Research in R.R. lab was supported by the National Institutes of Health [R35GM118180]; research in S.J. lab was supported by the National Institutes of Health [R35GM126910]; work in A.I. lab was funded by grants from the Deutsche Forschungsgemeinschaft (DFG) [213249687 (CRC1064) and 325871075 (CRC1309)]; work in P.B. lab was funded by Alex's Lemonade Stand Foundation and Prayers from Maria; work in R.B. lab was funded by the Gray Matters Brain Cancer Foundation and the Brown Fund for Innovation in Cancer Informatics; work in V.N. lab was supported by the European Research Council [ERC-2014-StG-638898]; work in C.H. lab was supported by the Canadian Cancer Society Research Institute [702296 and 706160]; Canadian Institutes of Health Research [PJT-156407]; research in S.E.P. lab was supported by the European Research Council [ERC-2013-StG-336427 and ERC-2018-CoG-818625]; French National Research Agency [ANR-12-JSV6-0002-01 and ANR-18-CE12-0017-01]; Labex ‘Who am I?’ [ANR-11-LABX-0071, ANR-18-IDEX-0001]; B.R. was a Marie Curie fellow [H2020-MSCA-IF-2017-799101]; G.G. is supported by a PhD grant from the Fondation pour la Recherche Medicale [ECO202106013684]; S.E.P. is an EMBO Young Investigator.

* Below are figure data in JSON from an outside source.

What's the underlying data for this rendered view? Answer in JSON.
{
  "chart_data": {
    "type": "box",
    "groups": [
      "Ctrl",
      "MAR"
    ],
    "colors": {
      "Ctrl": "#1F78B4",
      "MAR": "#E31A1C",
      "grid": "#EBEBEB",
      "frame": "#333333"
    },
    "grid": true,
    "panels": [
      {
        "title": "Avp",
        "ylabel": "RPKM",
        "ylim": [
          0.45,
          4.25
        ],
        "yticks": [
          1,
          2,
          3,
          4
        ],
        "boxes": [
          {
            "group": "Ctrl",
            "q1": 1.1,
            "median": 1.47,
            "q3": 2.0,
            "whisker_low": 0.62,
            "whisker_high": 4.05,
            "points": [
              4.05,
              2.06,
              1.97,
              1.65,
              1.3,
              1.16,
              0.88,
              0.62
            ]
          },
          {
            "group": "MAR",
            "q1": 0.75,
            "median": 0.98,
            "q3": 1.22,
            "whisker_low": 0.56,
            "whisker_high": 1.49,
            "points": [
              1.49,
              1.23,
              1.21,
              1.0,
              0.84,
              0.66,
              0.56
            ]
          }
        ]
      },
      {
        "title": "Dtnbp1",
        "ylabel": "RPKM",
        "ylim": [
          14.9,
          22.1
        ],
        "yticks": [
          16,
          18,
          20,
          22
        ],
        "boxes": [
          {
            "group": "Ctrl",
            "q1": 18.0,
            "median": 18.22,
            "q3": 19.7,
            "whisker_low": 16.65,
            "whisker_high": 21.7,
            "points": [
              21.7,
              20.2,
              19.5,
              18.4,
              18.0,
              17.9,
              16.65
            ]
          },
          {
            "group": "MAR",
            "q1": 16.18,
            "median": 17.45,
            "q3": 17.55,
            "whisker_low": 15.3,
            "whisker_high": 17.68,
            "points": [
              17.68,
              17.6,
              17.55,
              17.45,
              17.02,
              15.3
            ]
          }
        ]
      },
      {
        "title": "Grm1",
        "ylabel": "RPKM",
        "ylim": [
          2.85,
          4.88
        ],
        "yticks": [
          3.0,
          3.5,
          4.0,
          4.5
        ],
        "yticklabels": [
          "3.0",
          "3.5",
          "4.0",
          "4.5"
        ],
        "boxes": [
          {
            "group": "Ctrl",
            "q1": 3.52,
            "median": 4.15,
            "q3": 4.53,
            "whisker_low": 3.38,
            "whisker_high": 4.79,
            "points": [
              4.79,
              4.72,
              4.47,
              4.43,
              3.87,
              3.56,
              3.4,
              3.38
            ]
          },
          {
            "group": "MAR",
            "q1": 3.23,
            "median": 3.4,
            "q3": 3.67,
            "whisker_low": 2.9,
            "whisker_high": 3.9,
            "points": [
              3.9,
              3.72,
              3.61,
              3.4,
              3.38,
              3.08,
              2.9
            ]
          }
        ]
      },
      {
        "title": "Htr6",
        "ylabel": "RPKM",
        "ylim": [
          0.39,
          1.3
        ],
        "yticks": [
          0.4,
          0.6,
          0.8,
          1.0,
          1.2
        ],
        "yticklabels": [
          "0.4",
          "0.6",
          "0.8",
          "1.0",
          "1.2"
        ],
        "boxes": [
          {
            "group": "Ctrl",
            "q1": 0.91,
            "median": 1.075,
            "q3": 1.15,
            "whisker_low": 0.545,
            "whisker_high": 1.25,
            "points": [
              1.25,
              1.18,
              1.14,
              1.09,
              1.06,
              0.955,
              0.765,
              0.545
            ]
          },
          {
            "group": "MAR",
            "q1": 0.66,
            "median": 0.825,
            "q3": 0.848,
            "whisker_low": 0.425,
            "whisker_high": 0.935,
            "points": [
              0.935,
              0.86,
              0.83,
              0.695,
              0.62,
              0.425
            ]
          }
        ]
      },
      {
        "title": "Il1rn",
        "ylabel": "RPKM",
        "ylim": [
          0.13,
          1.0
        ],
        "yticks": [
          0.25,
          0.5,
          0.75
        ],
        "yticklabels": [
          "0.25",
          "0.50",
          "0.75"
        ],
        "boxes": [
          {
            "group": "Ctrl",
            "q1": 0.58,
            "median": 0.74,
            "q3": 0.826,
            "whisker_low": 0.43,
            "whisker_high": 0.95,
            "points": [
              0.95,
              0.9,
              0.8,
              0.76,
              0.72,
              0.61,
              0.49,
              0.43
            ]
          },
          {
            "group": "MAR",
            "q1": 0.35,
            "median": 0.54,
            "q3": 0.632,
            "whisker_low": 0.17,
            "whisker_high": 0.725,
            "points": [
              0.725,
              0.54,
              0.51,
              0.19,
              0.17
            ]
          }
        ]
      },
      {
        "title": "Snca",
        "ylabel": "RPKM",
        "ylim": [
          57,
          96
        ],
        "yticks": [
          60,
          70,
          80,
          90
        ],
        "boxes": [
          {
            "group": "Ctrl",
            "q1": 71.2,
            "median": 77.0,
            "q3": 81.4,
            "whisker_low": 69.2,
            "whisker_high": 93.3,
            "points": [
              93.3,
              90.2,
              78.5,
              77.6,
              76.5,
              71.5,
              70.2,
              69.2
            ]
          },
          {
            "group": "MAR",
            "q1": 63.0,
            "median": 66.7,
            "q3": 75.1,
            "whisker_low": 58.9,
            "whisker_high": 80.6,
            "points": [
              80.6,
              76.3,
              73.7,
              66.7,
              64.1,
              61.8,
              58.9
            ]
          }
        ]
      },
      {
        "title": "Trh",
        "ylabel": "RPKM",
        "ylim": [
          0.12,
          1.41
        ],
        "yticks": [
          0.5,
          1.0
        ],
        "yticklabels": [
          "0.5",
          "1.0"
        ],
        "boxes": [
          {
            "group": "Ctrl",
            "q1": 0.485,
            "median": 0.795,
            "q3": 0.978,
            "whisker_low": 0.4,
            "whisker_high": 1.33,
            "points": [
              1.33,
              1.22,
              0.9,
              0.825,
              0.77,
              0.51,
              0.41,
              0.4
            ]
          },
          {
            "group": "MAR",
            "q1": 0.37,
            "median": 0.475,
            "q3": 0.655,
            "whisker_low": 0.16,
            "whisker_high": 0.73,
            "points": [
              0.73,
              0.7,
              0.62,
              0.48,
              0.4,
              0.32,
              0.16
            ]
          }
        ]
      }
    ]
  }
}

Funding for open access charge: European Research Council (ERC-2018-CoG-818625).

Conflict of interest statement. P.B. receives grant funding from Novartis Institute of Biomedical Research for unrelated research, has received grant funding from Deerfield Therapeutics for unrelated research, and has served on a SAB advisory panel for QED Therapeutics. All other authors declare no competing interests.